Király retirou-se do futebol com 43 anos. Em 2016 era o guarda-redes da Hungria que, no Campeonato da Europa, empatou 3-3 contra Portugal, os futuros campeões da Europa. Cristiano Ronaldo, que celebrou na segunda-feira a derradeira e vertiginosa aproximação ao rótulo de quarentão, marcou dois golos.

“Marcámos dois de ressaltos e ele estava muito zangado”, recorda o ex-futebolista. “Eu disse a muita gente que ele tinha tudo, mas que queria ganhar todos os jogos. Esta motivação é boa para todos. Luta por tudo. Em cada jogo, quer ganhar. Ele tem de mostrar isso aos miúdos, para o futuro. É o principal valor que vejo nele.”

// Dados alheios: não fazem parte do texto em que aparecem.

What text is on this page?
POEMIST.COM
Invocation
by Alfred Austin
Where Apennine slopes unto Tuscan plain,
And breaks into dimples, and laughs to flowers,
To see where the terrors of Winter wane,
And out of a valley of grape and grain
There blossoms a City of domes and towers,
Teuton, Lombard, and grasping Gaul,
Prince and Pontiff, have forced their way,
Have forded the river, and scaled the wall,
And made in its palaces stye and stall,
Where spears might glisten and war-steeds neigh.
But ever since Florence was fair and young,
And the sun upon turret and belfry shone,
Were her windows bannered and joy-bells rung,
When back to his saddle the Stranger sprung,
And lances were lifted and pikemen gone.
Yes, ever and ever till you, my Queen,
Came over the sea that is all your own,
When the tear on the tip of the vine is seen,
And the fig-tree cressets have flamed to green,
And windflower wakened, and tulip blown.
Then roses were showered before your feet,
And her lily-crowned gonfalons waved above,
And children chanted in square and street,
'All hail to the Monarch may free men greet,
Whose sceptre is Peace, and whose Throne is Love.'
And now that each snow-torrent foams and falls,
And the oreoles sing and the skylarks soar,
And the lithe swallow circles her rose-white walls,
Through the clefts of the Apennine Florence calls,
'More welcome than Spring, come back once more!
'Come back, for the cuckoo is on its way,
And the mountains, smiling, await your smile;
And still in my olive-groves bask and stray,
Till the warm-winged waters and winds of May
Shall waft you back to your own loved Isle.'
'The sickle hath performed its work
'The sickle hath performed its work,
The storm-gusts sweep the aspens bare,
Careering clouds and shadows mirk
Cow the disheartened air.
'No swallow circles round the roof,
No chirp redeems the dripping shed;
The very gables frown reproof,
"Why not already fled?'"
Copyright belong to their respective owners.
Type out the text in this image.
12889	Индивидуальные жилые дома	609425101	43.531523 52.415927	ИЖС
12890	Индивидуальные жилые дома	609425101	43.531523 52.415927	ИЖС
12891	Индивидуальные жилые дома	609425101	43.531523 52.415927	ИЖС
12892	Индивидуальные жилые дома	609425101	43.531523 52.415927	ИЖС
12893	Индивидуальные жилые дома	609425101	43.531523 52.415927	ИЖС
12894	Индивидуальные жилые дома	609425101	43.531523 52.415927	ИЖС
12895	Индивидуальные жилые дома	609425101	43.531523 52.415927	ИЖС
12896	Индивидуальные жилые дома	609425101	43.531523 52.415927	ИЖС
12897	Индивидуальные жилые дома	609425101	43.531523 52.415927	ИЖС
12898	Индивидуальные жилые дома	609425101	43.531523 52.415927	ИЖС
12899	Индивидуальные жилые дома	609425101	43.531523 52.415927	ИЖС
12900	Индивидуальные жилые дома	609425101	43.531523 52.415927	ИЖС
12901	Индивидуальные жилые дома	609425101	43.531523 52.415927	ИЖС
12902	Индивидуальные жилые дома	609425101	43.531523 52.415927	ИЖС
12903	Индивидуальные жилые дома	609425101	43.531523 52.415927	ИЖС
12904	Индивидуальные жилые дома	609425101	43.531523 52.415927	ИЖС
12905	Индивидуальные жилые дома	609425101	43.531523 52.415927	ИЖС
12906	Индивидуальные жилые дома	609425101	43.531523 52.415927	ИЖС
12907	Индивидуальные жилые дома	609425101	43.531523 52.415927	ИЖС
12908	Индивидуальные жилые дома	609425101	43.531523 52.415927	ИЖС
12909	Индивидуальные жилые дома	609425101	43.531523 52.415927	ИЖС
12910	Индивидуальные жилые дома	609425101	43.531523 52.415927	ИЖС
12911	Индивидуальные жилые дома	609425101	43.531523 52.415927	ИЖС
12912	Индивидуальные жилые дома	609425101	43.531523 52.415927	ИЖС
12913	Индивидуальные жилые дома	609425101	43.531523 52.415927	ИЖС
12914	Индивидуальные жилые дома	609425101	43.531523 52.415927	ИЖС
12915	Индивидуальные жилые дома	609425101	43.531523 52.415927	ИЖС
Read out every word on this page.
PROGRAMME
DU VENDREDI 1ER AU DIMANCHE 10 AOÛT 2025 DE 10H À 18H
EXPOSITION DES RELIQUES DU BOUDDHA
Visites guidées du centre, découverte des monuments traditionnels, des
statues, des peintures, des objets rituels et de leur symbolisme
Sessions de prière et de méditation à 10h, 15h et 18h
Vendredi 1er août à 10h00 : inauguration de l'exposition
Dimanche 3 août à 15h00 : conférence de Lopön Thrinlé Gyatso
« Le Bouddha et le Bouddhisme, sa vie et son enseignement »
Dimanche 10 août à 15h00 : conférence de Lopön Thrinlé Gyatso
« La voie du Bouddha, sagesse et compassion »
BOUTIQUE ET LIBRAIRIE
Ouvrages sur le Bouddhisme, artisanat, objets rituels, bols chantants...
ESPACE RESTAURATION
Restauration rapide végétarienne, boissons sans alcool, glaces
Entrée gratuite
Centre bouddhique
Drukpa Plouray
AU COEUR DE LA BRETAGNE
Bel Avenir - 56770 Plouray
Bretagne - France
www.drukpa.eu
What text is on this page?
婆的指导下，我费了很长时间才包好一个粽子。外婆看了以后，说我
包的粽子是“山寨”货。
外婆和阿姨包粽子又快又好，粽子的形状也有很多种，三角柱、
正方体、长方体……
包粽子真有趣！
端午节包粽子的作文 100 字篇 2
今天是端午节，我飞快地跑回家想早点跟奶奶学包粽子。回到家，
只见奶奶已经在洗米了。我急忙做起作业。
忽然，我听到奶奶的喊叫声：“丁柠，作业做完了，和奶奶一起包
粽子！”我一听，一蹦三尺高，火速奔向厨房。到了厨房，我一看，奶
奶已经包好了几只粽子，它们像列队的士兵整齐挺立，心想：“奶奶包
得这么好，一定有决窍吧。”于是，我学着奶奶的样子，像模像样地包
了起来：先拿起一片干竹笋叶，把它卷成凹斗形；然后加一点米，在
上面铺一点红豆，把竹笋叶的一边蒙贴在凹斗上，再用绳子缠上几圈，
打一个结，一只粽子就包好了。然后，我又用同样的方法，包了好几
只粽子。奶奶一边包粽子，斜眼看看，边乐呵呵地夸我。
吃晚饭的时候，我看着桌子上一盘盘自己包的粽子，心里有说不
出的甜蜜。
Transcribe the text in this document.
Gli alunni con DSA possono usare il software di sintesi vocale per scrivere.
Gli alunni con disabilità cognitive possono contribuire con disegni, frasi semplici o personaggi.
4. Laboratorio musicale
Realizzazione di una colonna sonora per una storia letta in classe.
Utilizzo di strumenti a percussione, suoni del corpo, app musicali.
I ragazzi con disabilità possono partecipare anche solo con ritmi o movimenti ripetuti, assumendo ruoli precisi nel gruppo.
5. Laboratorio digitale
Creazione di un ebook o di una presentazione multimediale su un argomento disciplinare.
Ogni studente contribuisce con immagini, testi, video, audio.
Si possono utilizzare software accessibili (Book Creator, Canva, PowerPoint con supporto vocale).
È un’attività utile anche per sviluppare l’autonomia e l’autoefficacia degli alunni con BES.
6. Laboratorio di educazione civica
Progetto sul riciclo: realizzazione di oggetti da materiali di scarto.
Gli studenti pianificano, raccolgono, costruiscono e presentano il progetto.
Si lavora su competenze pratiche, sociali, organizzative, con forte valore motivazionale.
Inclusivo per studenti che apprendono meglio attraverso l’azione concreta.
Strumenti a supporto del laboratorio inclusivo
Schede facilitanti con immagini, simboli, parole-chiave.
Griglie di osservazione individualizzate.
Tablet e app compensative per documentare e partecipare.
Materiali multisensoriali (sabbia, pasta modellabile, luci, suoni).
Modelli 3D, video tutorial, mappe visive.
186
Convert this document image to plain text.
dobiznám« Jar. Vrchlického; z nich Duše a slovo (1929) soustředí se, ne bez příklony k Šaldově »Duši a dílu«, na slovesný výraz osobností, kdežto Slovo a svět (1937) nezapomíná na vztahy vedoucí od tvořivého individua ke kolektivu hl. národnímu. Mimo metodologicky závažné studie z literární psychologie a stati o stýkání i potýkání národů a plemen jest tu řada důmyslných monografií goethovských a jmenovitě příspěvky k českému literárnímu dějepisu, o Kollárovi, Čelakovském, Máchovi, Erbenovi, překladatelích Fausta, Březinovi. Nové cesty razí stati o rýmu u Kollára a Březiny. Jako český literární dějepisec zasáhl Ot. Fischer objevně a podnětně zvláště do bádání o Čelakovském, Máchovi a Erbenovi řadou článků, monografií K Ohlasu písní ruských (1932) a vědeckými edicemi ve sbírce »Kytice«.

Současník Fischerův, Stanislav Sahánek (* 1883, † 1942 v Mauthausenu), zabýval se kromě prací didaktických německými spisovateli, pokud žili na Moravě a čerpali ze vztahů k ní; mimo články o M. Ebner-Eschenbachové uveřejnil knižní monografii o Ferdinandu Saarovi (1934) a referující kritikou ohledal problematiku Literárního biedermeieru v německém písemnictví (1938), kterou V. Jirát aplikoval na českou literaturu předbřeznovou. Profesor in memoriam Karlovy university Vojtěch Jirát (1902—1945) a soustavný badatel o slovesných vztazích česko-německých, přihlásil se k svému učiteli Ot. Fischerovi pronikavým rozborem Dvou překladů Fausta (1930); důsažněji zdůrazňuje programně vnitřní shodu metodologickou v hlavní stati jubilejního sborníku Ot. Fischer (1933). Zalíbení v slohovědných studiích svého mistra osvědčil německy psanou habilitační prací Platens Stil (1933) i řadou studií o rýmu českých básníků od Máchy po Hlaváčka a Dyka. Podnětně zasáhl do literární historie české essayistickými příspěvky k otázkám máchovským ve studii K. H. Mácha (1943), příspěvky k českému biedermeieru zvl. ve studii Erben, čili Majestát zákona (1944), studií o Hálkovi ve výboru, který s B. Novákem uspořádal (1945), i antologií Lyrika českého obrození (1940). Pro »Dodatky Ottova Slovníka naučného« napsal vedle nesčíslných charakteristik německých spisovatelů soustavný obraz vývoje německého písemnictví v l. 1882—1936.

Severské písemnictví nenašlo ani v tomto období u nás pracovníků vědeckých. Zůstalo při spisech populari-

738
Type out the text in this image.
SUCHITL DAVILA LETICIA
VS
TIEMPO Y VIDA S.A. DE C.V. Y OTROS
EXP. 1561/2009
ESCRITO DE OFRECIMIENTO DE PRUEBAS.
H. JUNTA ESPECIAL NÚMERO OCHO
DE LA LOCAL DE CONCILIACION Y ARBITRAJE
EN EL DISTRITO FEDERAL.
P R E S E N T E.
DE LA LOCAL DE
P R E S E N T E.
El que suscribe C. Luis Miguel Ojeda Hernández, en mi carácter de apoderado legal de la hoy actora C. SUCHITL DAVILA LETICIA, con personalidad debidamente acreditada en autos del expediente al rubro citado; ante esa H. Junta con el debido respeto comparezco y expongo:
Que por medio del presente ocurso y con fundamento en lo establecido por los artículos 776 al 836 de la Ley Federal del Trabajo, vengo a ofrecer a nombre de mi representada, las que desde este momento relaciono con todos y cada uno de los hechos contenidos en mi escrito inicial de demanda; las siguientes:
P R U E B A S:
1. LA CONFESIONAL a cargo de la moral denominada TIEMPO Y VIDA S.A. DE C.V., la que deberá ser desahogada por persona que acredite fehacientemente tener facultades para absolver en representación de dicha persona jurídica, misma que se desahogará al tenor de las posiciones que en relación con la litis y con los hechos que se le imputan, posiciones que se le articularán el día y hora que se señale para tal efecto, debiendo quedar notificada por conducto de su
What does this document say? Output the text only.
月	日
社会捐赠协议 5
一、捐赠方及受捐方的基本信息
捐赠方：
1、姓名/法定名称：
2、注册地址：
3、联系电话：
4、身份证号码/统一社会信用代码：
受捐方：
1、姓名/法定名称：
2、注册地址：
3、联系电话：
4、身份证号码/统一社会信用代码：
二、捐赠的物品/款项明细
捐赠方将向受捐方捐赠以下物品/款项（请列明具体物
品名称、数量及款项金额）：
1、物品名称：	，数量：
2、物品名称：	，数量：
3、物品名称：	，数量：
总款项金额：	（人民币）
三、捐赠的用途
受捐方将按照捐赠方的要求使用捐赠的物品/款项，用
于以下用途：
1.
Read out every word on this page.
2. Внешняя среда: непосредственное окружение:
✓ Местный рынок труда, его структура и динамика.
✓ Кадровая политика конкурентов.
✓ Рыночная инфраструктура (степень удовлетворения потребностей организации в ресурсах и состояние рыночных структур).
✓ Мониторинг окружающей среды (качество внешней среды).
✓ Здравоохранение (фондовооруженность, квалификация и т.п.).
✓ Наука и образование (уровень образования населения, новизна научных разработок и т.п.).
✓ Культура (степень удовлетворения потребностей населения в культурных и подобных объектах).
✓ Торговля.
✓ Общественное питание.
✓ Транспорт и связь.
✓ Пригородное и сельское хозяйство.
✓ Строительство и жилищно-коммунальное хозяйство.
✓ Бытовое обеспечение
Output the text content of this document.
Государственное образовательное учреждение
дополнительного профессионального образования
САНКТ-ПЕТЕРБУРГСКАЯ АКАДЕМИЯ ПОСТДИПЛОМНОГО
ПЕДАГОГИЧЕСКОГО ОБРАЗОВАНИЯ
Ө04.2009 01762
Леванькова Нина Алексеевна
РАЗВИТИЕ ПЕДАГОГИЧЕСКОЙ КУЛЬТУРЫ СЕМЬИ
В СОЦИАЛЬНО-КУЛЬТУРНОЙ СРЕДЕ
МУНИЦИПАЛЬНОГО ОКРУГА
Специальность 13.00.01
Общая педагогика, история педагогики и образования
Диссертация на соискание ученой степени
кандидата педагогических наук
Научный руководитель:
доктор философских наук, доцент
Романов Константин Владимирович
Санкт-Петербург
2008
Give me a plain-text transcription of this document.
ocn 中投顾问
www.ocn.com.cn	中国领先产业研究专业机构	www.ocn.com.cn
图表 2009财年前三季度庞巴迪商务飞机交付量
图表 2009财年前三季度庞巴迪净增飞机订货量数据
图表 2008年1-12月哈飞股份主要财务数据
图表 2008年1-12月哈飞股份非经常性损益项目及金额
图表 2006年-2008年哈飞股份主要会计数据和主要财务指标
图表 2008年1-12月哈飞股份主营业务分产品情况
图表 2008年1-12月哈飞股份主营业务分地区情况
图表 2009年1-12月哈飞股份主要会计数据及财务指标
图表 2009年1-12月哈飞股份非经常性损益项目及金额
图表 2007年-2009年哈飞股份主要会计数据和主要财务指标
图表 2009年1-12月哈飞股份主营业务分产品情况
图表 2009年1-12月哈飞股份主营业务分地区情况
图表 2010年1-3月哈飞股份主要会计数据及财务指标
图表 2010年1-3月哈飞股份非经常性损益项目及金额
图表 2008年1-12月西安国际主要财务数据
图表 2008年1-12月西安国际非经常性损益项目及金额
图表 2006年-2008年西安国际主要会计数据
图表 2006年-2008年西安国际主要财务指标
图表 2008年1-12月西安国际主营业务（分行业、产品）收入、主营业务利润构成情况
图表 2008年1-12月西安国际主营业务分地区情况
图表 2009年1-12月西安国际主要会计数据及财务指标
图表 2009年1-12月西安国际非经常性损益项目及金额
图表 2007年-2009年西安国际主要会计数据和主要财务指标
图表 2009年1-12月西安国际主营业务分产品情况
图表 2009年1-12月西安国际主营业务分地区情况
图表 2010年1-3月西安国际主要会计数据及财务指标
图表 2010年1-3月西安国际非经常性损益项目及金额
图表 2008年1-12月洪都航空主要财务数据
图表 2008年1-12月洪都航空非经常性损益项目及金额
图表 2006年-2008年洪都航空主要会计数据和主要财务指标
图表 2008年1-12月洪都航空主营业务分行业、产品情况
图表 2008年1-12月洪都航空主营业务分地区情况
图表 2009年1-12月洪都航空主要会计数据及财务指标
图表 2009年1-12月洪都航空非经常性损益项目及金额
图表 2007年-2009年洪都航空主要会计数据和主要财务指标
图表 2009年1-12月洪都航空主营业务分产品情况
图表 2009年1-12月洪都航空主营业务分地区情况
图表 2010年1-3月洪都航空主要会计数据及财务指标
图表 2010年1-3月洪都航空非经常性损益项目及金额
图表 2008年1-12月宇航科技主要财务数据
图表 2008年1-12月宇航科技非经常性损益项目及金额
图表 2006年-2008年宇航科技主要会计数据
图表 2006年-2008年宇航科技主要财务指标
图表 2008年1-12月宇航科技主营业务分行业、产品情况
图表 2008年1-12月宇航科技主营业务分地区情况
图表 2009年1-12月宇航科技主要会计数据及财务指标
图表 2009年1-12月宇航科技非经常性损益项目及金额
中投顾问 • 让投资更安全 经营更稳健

O cidadão de Szombathely valoriza também a experiência de Cristiano fora do relvado, a possibilidade infinita de passar valores e a chama competitiva como ninguém. “Ele não corre tanto, mas antes do jogo, no balneário, no relvado, ele pode organizar tudo. Pode ensinar os mais jovens jogadores, isto é importante. Ele pode não decidir os jogos, mas até acho que vai decidir [no Europeu]. Com 39 anos não tem de ser decisivo, mas, com a mentalidade dele, ele quer decidir o jogo. É importante que os mais jovens corram por ele.”

Se a dor e a motivação são duas sombras na caminhada do eterno futebolista, como se decide a hora de dizer adeus? Lembramos Zidane, que abandonou o ofício depois de uma final do Campeonato do Mundo, sendo protagonista.

“Eu tinha 35 anos, na altura, quando comecei a pensar em quando teria de deixar o futebol”, conta. Falei com muitos ex-jogadores, com muitos internacionais e jogadores nacionais. Todos me disseram que ‘o tempo virá’. Diziam para continuar motivado e a ser profissional porque o tempo chegará. Tu planeias a tua carreira, o que fazes no próximo ano ou dois anos, mas o fim… o Zidane, como disseste, saiu e pronto. Ou podes jogar por diversão mais dois anos. Com 43 anos disse ‘já chega’. Foram 26 anos como profissional, chega. Sem falar nos anos como jovem, para mim foi suficiente.”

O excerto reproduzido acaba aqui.